En este artículo repasamos por qué proliferan los ácaros, cómo ventilar y controlar la humedad, cómo limpiar sin levantar polvo y qué cambios en dormitorio y textiles ayudan más.

Qué son los ácaros y dónde se acumulan

Los ácaros del polvo son insectos microscópicos que se alimentan de escamas de piel y proliferan en ambientes cálidos y húmedos. Viven sobre todo en colchones, almohadas, mantas, alfombras, cortinas y muebles tapizados, donde encuentran alimento y humedad. Las alergias suelen deberse a sus heces y restos que se mezclan con el polvo y se inhalan. Reducir humedad, ventilar y limpiar de forma que no se levante polvo son las claves para controlar su presencia.

Ventilación y humedad

Los ácaros proliferan cuando la humedad relativa es alta (por encima del 50–60 %). Ventilar a diario —especialmente dormitorios y salón— y, si hace falta, usar un deshumidificador en las habitaciones más húmedas ayuda a mantener la humedad por debajo del 50 % y dificulta que se multipliquen.

Lavar la ropa de cama (sábanas, fundas de almohada y edredón) con regularidad a 60 °C o más mata ácaros y elimina alérgenos. Ventilar el colchón y las almohadas dejando la cama descubierta un rato por la mañana también ayuda a que no retengan humedad. Evita tender la ropa dentro del dormitorio para no aumentar la humedad en esa estancia.

Limpieza sin levantar polvo

Pasar el aspirador con un filtro HEPA retiene mejor las partículas y los ácaros que un filtro normal; aspira colchón, almohadas (si lo permite el fabricante), suelo y muebles tapizados con regularidad. Después de aspirar, pasa un paño húmedo o una mopa húmeda por el suelo y las superficies para recoger el polvo restante sin levantarlo. Evita sacudir trapos o plumeros en seco en la habitación del alérgico porque el polvo queda en el aire.

Si alguien de la casa es alérgico, puede ser mejor que no sea esa persona quien haga la limpieza del dormitorio, o que use mascarilla mientras aspira y sacude la ropa de cama. Ventilar la habitación después de limpiar reduce la concentración de partículas en el aire.

Medida principalEfecto esperado
Humedad bajo 50 % (ventilar, deshumidificador)Menos proliferación de ácaros
Lavar ropa de cama a 60 °CElimina ácaros en sábanas y fundas
Fundas antiácaros colchón/almohadaBarrera física frente a ácaros
Aspiradora con HEPA, paño húmedoMenos polvo en suspensión

Textiles y dormitorio

En el dormitorio, las fundas antiácaros (totalmente cerradas) para colchón y almohadas crean una barrera entre la persona y los ácaros que viven dentro, y se lavan con menos frecuencia que el colchón. Son una de las medidas más efectivas para reducir la exposición durante el sueño.

Evita alfombras grandes y cortinas pesadas en la habitación del alérgico; el suelo liso y cortinas lavables o persianas son más fáciles de limpiar y acumulan menos polvo. Los peluches y cojines que no se lavan a alta temperatura pueden meterse en una bolsa en el congelador durante varias horas para matar ácaros, y luego lavarse en frío para eliminar restos.

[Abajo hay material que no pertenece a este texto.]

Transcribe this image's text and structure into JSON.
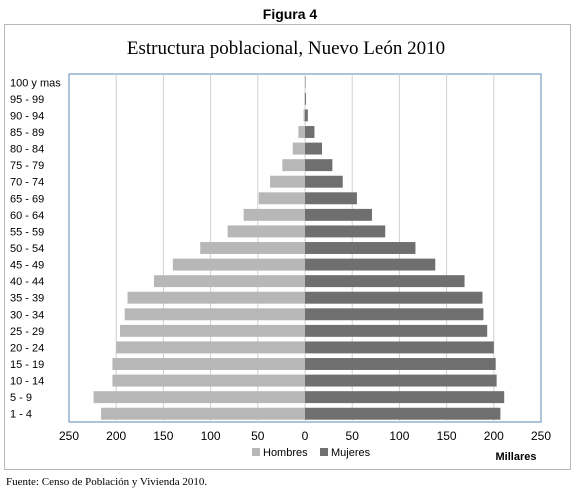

Reduce el número de objetos que acumulan polvo en estanterías y mesillas: libros, figuritas, telas decorativas. Lo que se pueda guardar en cajones o detrás de puertas reduce superficies donde se deposita el polvo.

Temperatura y lavados

Los ácaros se desarrollan mejor entre 20 y 25 °C y con humedad alta. En invierno, no abuses de la calefacción y ventila bien; en verano, el aire acondicionado puede reducir la humedad. Lavar mantas, edredones y fundas nórdicas según las etiquetas (muchos admiten 60 °C) y ventilar armarios donde guardes ropa de cama reduce la carga de ácaros en el dormitorio.

Medidas más efectivas contra ácaros y polvo

  • Ventilación diaria y humedad bajo 50 %
  • Lavar ropa de cama a 60 °C
  • Fundas antiácaros en colchón y almohadas
  • Aspiradora con filtro HEPA y paño húmedo

Conclusión

No se puede eliminar por completo el polvo ni los ácaros, pero con ventilación diaria, humedad por debajo del 50 %, aspiradora con filtro HEPA, paño húmedo para no levantar polvo, fundas antiácaros en colchón y almohadas, y menos alfombras y objetos que acumulen polvo, los síntomas de la alergia pueden mejorar bastante. Lavar la ropa de cama a alta temperatura y ventilar el dormitorio son gestos que marcan la diferencia.